1. Field of the Invention
The present invention relates to a method and device for depositing an organic/inorganic thin film or an organic/inorganic element in a time-division manner, and more particularly, to a method and device for depositing an organic/inorganic thin film to be uniformly formed on a large area at a low pressure using a time-divisional deposition way.
The present invention has been produced from the work supported by the IT R&D program of MIC (Ministry of Information and Communication)/IITA (Institute for Information Technology Advancement) [2005-S070-02, Flexible Display] in Korea.
2. Discussion of Related Art
In general, representative methods for forming a polymer thin film, a polymer element, and so forth include a spin-coating method and an ink-jet method, both of which do not use a vacuum deposition device, and a vacuum deposition method which uses a polymer chemical vapor deposition (CVD) device. Among these vacuum deposition methods, the polymer CVD method using the polymer CVD device has a process somewhat similar to the existing CVD method, but it differs significantly in that it has a pyrolysis chamber enabling a raw material for deposition to be pyrolyzed between a source vessel containing a raw material for deposition and a deposition chamber where the deposition is performed. Hereinafter, a method of forming a polymer thin film will be described in detail with reference to FIG. 1.
FIG. 1 is a schematic view of a conventional polymer CVD device for forming a polymer thin film using a polymer CVD method.
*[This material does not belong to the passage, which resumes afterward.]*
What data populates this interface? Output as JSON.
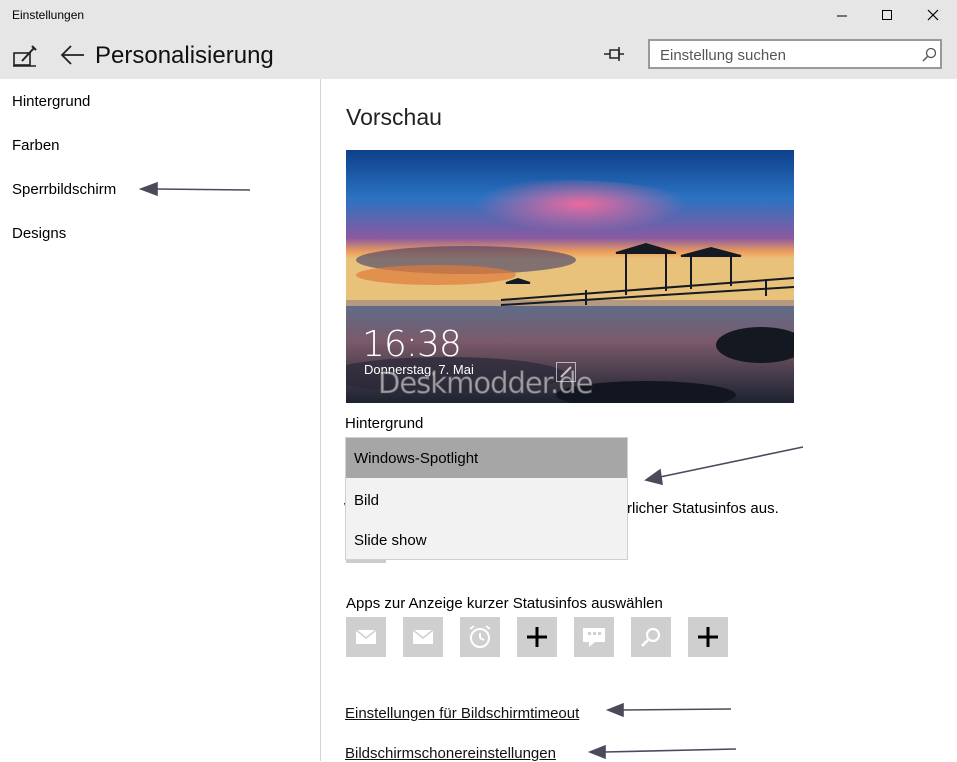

Referring to FIG. 1, the polymer CVD device includes a deposition chamber 1 where deposition is performed on a substrate 2, a source vessel 4 receiving a polymer material, a pyrolysis chamber 3 disposed between the deposition chamber 1 and the source vessel 4 to pyrolyze the polymer material gas phase, and a vacuum pump 5 for maintaining a vacuum in the deposition chamber 1. Here, a container of the source vessel 4 receiving the polymer material to be deposited in the deposition chamber usually has a circular or rectangular shape, the source vessel 4 is made of stainless steel such as SUS, and the container forming the source vessel 4 is wound by a heater (not shown) having a constant shape.
The procedure of a deposition process using the above-described conventional polymer CVD device is as follows. A vacuum pump (not shown) connected to the deposition chamber 1 is first used to keep an internal pressure of the deposition chamber 1 at a desired degree of vacuum. The temperature of the source vessel 4 where the polymer material is received is then raised to vaporize the polymer material, and in particular, when a predetermined power is applied to the source vessel 4, the heater wound around the container is heated to raise not only the temperature around the source vessel 4 and but also the source vessel 4, so that the source vessel has a constant temperature, thereby causing the polymer material to be vaporized by a predetermined amount of vapor pressure. The temperature of the source vessel 4 is measured by a thermocouple (not shown) disposed in the source vessel 4, which can be constantly adjusted to obtain a desired vaporization speed of the polymer material.
The vaporized polymer material gas phases are then transferred to the pyrolysis chamber 3 to be pyrolyzed at a high temperature, so that the phases are decomposed to a desired gas phase material, i.e., a desired monomer material. Such monomer materials are then transferred to the deposition chamber 1 and condensed on the cooled substrate 2 to cause polymerization, thereby starting to solidify the materials on the substrate 2 to form a polymer thin film.
However, according to the conventional polymer CVD device, it is difficult to adjust an amount of the polymer material gas phase to be pyrolyzed in the pyrolysis chamber, and so the deposition speed and the thickness of the thin film cannot be precisely adjusted, which causes a deposition rate to deteriorate. After the deposition process is performed, it is burdensome to expose the deposition chamber to the air in order to remove the polymer thin film deposited on an internal wall of the deposition chamber 1, which not only lowers mass productivity but also makes it difficult to obtain a thin film of high quality.